Once a suit has been commenced before a tribunal that is competent to adjudicate upon it, this suit must generally be brought to its conclusion before that tribunal and should not be replicated (lis alibi pendens).”

[10]    There is thus an obligation upon a litigant instituting proceedings to prosecute the case to finality rather than to institute other proceedings again without having regard to the time and costs. To allow parties to willy-nilly institute proceedings between the same parties on the same cause of action in different courts would also congest the court rolls unnecessarily and would have an indirect consequence of denying the majority of litigants speedy resolution of their disputes and may in certain instances deny them access to justice. In Socratous v Grindstone Investment[3] the court held that the South African courts are under pressure due to contested court rolls, and the defence of lis pendens must be allowed to operate in order to stem unwarranted proliferation of litigation involving the same parties based on the same cause of action and related to the same subject-matter.

 [11]  The other concern for the courts is to avoid a situation where different courts pronounce on the same issue with the risk of differing or conflicting decisions[4].

[12]     In order for a party to successfully raise lis pendens as a defence, he must allege and prove the following requisites:

a)   A pending litigation between the same parties;

b)   The litigation must be based on the same cause of action;

c)   The litigation must be based on the same subject matter.

[13]     In my view the First Respondent, bearing the onus, has established the requirements referred to in paragraph [10] above. This, notwithstanding, the court still retains the discretion to order the stay of these proceedings. I am satisfied that despite all the requirements for lis pendens being present, the balance of convenience and equity require the case to proceed[5] . In spite of the issue of a pending case being raised in the answering affidavit[6] by the First Respondent, the Applicant  failed to deal with this issue and give reasons why this matter must proceed despite the pending matter in the regional court.

[14]     The Applicant has raised the issue of a customary marriage in the Palm Ridge Regional Court. The First Respondent disputes it. The regional court must, in my view, pronounce itself on that said contentious issue. This issue raised forms the subject matter of the cause of action in the divorce court. The conduct of the Applicant in seeking declaratory relief in this court while the divorce proceedings are pending borders on the abuse of the court process. I am of the view that the proceedings in this court should be held over pending the finalisation of the divorce proceedings instituted at Palm Ridge Regional Court. I can find no reason why the costs shall not follow the cause.

ORDER

1.    The application in this court under case number 332/2021 is hereby stayed pending the final determination of the action instituted in the Palm Ridge Regional Court under case number GP/PAL/RC 547/2019.

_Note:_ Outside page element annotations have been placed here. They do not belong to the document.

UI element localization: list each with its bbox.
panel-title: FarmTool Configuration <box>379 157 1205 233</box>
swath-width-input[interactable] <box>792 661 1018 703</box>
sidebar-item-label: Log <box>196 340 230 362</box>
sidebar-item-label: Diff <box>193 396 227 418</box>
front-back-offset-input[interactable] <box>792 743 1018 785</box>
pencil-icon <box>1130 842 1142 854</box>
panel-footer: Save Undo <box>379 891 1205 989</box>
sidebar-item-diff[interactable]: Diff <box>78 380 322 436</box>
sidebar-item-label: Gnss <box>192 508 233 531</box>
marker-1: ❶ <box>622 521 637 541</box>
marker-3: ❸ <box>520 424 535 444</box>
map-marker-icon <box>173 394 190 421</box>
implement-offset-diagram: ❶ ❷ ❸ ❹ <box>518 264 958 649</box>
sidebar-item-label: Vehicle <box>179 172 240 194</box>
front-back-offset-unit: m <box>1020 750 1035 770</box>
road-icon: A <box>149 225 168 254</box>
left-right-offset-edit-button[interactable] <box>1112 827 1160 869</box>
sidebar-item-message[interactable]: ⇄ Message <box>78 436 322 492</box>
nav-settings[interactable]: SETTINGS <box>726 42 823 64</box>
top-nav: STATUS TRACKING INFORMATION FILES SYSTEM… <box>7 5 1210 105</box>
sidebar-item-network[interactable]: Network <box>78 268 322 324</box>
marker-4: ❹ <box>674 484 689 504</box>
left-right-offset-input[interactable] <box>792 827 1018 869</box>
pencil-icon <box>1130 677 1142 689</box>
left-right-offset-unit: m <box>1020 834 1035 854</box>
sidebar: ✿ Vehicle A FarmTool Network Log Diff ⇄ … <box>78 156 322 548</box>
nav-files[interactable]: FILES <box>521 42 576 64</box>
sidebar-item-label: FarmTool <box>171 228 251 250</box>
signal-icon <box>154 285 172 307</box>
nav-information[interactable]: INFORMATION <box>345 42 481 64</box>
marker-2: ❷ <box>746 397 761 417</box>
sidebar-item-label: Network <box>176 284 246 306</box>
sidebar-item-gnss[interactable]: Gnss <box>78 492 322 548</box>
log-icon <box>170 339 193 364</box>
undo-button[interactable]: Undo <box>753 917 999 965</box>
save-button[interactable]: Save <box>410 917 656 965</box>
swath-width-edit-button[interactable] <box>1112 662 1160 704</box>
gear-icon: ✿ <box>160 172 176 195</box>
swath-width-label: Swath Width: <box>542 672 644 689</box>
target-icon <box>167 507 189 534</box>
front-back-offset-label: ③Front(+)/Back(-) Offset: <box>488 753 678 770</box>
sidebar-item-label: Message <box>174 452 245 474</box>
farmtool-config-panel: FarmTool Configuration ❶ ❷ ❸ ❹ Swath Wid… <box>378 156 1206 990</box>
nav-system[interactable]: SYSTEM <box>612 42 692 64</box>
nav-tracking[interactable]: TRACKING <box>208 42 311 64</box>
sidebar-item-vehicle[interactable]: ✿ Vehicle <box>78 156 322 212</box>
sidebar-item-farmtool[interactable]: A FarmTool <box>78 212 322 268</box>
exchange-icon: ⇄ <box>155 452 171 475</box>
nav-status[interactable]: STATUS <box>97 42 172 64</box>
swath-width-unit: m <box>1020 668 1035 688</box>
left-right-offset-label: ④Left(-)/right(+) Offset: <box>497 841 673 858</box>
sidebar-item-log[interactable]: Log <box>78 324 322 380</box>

2.    The Applicant is ordered to pay the costs of this application.

                                                                   P.E. MOLITSOANE, J

On Behalf of the Applicant:                  Adv L MHLANGA

Instructed by:                                        Magadla Attorneys

                                                                  c/o Maduba Attorneys

                                                                BLOEMFONTEIN

On Behalf of the First Respondent:  Adv J FERREIRA

Instructed by:                                    Simon Dippenaar& Associates

[1] Nestle(South Africa)( Pty) Ltd v Mars Inc 2001(4) SA 542(SCA),.

[2] Supra at para 16.

[3] 2011(6) SA 325(SCA).

[4] Caesarstone SDOT-YAM Ltd v World of Marble and Granite 2000 CC and Others 2013(6) SA 499(SCA).

[5] See Amler’s Precedents of Pleadings,9th ed by LTC Harms.

[6] Page 64 para 3.1.1.1 of the paginated record.